The beginning of the AIDS epidemic was a subtle shift in the genetic material of a virus which allowed the virus to become zoonotic, meaning that it could be transferred from animals to people. Over a period of time which probably lasted for decades, the virus was repeatedly transmitted from primates in Africa to people, and eventually it established a foothold in the human population and began spreading itself beyond the boundaries of the African continent. By the time scientists and medical professionals were able to connect all the dots, the AIDS epidemic had spread across much of the world; as of 2007, over 33 million people worldwide were infected with HIV, the virus which develops into AIDS.

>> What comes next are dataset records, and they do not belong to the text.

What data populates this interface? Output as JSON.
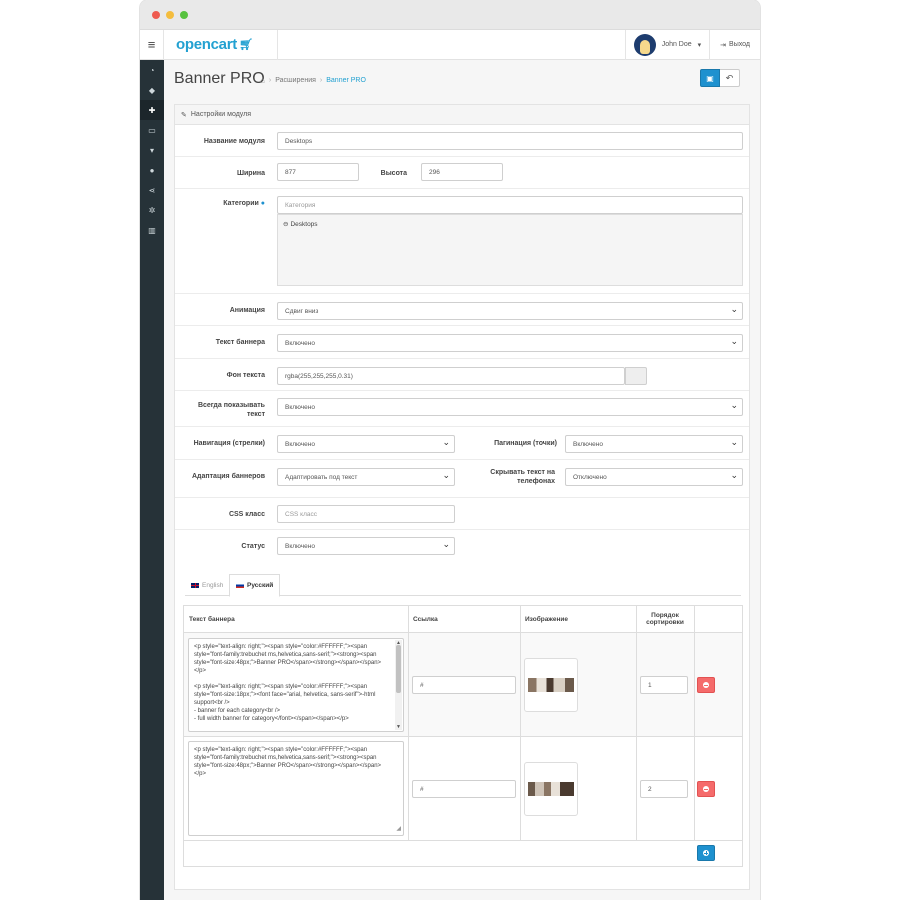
{
  "header": {
    "logo_text": "opencart",
    "user_name": "John Doe",
    "logout_label": "Выход"
  },
  "sidebar": {
    "icons": [
      "dashboard-icon",
      "tags-icon",
      "puzzle-icon",
      "desktop-icon",
      "shopping-cart-icon",
      "user-icon",
      "share-icon",
      "cog-icon",
      "bar-chart-icon"
    ],
    "active_index": 2
  },
  "page": {
    "title": "Banner PRO",
    "breadcrumb": [
      "Расширения",
      "Banner PRO"
    ]
  },
  "panel": {
    "heading": "Настройки модуля"
  },
  "form": {
    "name": {
      "label": "Название модуля",
      "value": "Desktops"
    },
    "width": {
      "label": "Ширина",
      "value": "877"
    },
    "height": {
      "label": "Высота",
      "value": "296"
    },
    "category": {
      "label": "Категории",
      "placeholder": "Категория",
      "selected": [
        "Desktops"
      ]
    },
    "animation": {
      "label": "Анимация",
      "value": "Сдвиг вниз"
    },
    "banner_text": {
      "label": "Текст баннера",
      "value": "Включено"
    },
    "text_bg": {
      "label": "Фон текста",
      "value": "rgba(255,255,255,0.31)"
    },
    "always_show": {
      "label": "Всегда показывать текст",
      "value": "Включено"
    },
    "nav_arrows": {
      "label": "Навигация (стрелки)",
      "value": "Включено"
    },
    "pagination": {
      "label": "Пагинация (точки)",
      "value": "Включено"
    },
    "adaptation": {
      "label": "Адаптация баннеров",
      "value": "Адаптировать под текст"
    },
    "hide_mobile": {
      "label": "Скрывать текст на телефонах",
      "value": "Отключено"
    },
    "css_class": {
      "label": "CSS класс",
      "placeholder": "CSS класс"
    },
    "status": {
      "label": "Статус",
      "value": "Включено"
    }
  },
  "tabs": [
    "English",
    "Русский"
  ],
  "active_tab": 1,
  "banner_table": {
    "headers": [
      "Текст баннера",
      "Ссылка",
      "Изображение",
      "Порядок сортировки"
    ],
    "rows": [
      {
        "text": "<p style=\"text-align: right;\"><span style=\"color:#FFFFFF;\"><span style=\"font-family:trebuchet ms,helvetica,sans-serif;\"><strong><span style=\"font-size:48px;\">Banner PRO</span></strong></span></span></p>\n\n<p style=\"text-align: right;\"><span style=\"color:#FFFFFF;\"><span style=\"font-size:18px;\"><font face=\"arial, helvetica, sans-serif\">-html support<br />\n- banner for each category<br />\n- full width banner for category</font></span></span></p>",
        "link": "#",
        "sort": "1"
      },
      {
        "text": "<p style=\"text-align: right;\"><span style=\"color:#FFFFFF;\"><span style=\"font-family:trebuchet ms,helvetica,sans-serif;\"><strong><span style=\"font-size:48px;\">Banner PRO</span></strong></span></span></p>",
        "link": "#",
        "sort": "2"
      }
    ]
  },
  "colors": {
    "primary": "#1e91cf",
    "danger": "#f56b6b",
    "sidebar": "#263238",
    "logo": "#23a1d1"
  }
}
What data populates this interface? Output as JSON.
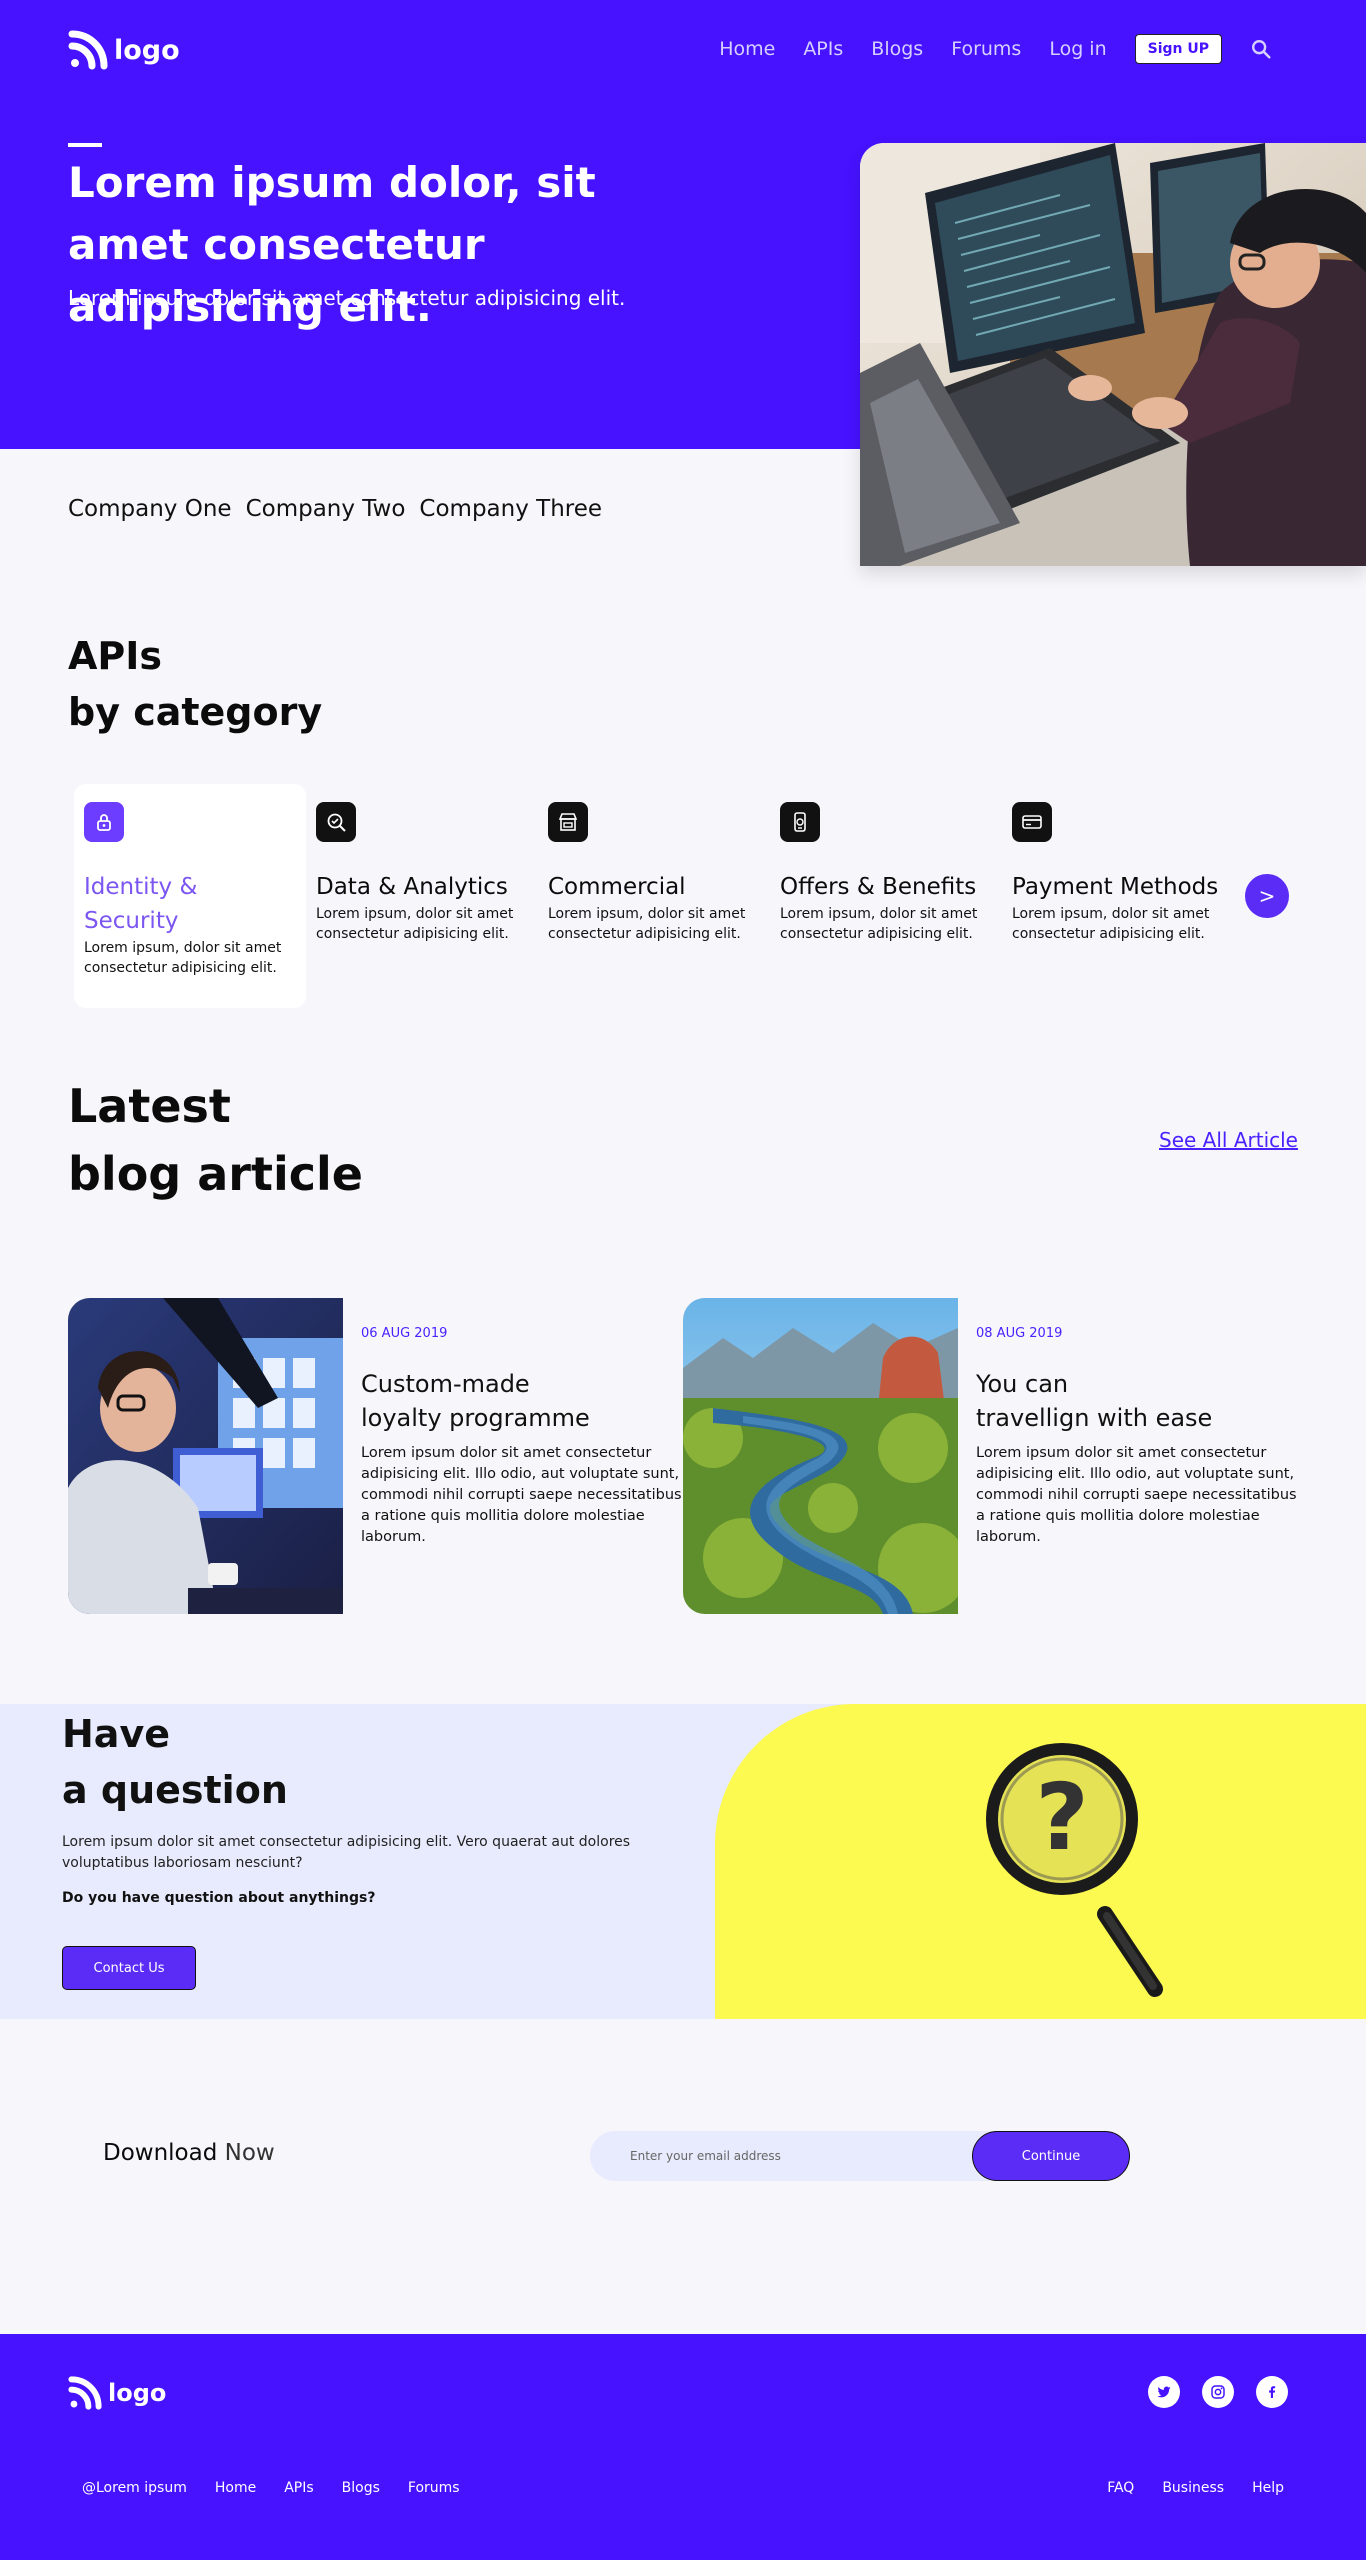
{
  "header": {
    "logo_text": "logo",
    "nav": [
      "Home",
      "APIs",
      "Blogs",
      "Forums",
      "Log in"
    ],
    "signup_label": "Sign UP"
  },
  "hero": {
    "title": "Lorem ipsum dolor, sit amet consectetur adipisicing elit.",
    "subtitle": "Lorem ipsum dolor sit amet consectetur adipisicing elit."
  },
  "companies": [
    "Company One",
    "Company Two",
    "Company Three"
  ],
  "apis": {
    "title_line1": "APIs",
    "title_line2": "by category",
    "categories": [
      {
        "title": "Identity & Security",
        "desc": "Lorem ipsum, dolor sit amet consectetur adipisicing elit.",
        "icon": "lock-icon"
      },
      {
        "title": "Data & Analytics",
        "desc": "Lorem ipsum, dolor sit amet consectetur adipisicing elit.",
        "icon": "analytics-icon"
      },
      {
        "title": "Commercial",
        "desc": "Lorem ipsum, dolor sit amet consectetur adipisicing elit.",
        "icon": "store-icon"
      },
      {
        "title": "Offers & Benefits",
        "desc": "Lorem ipsum, dolor sit amet consectetur adipisicing elit.",
        "icon": "mobile-offer-icon"
      },
      {
        "title": "Payment Methods",
        "desc": "Lorem ipsum, dolor sit amet consectetur adipisicing elit.",
        "icon": "credit-card-icon"
      }
    ],
    "next_label": ">"
  },
  "blog": {
    "title_line1": "Latest",
    "title_line2": "blog article",
    "see_all": "See All Article",
    "articles": [
      {
        "date": "06 AUG 2019",
        "title_line1": "Custom-made",
        "title_line2": "loyalty programme",
        "text": "Lorem ipsum dolor sit amet consectetur adipisicing elit. Illo odio, aut voluptate sunt, commodi nihil corrupti saepe necessitatibus a ratione quis mollitia dolore molestiae laborum."
      },
      {
        "date": "08 AUG 2019",
        "title_line1": "You can",
        "title_line2": "travellign with ease",
        "text": "Lorem ipsum dolor sit amet consectetur adipisicing elit. Illo odio, aut voluptate sunt, commodi nihil corrupti saepe necessitatibus a ratione quis mollitia dolore molestiae laborum."
      }
    ]
  },
  "question": {
    "title_line1": "Have",
    "title_line2": "a question",
    "text": "Lorem ipsum dolor sit amet consectetur adipisicing elit. Vero quaerat aut dolores voluptatibus laboriosam nesciunt?",
    "ask": "Do you have question about anythings?",
    "contact_label": "Contact Us"
  },
  "download": {
    "label_bold": "Download",
    "label_rest": "Now",
    "email_placeholder": "Enter your email address",
    "continue_label": "Continue"
  },
  "footer": {
    "logo_text": "logo",
    "left_links": [
      "@Lorem ipsum",
      "Home",
      "APIs",
      "Blogs",
      "Forums"
    ],
    "right_links": [
      "FAQ",
      "Business",
      "Help"
    ],
    "socials": [
      "twitter-icon",
      "instagram-icon",
      "facebook-icon"
    ]
  },
  "colors": {
    "brand": "#4612ff",
    "accent": "#5b2cf5",
    "question_bg": "#e8ebfd",
    "yellow": "#fcf950"
  }
}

There is some dispute as to the start of the AIDS epidemic, and even now, researchers are still putting together the pieces of the puzzle. It is clear that the HIV virus originated in primates living in Western and Central Africa, and that it was probably transmitted to humans in communities where people eat the meat of primates. Some researchers have suggested that the rise of cities in Africa may also have contributed to the spread of AIDS, by concentrating human populations.
From Africa, the AIDS virus jumped to Haiti, and then it began to spread rapidly in a variety of directions. A gay flight attendant sometimes referred to as “Patient Zero” is often vilified for causing the AIDS epidemic, but all evidence suggests that the virus spread simultaneously in several communities; the HIV virus actually has several different groupings or “clades,” illustrating the fact that it wasn't caused by a single individual.

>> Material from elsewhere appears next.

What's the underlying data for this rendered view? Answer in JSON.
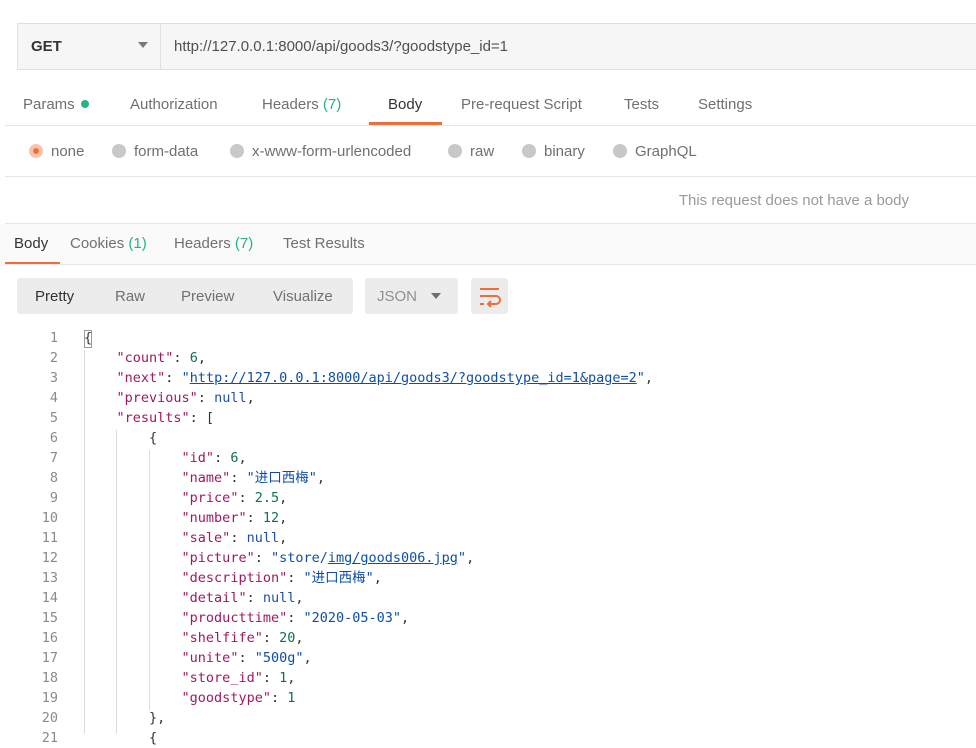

The clades also suggest something rather more interesting, which is that HIV and AIDS are probably much older than people think. The common knowledge around the AIDS epidemic suggests that the virus originated in the 1980s, but in fact it more probably began spreading in the 1930s, growing exponentially until there were enough cases in the 1980s for medical professionals to realize that they had an epidemic. At least one documented AIDS death dates back to the 1950s, supporting this view.
By learning more about the spread of the AIDS epidemic, researchers hope to discover new techniques for treating and perhaps possibly curing or vaccinating against the disease. For example, different clades respond in unique ways to treatment, illustrating the diversity of the HIV and AIDS viruses, and some clades are more fatal than others; less fatal clades are probably older, as their victims would have lived long enough for the disease to spread further.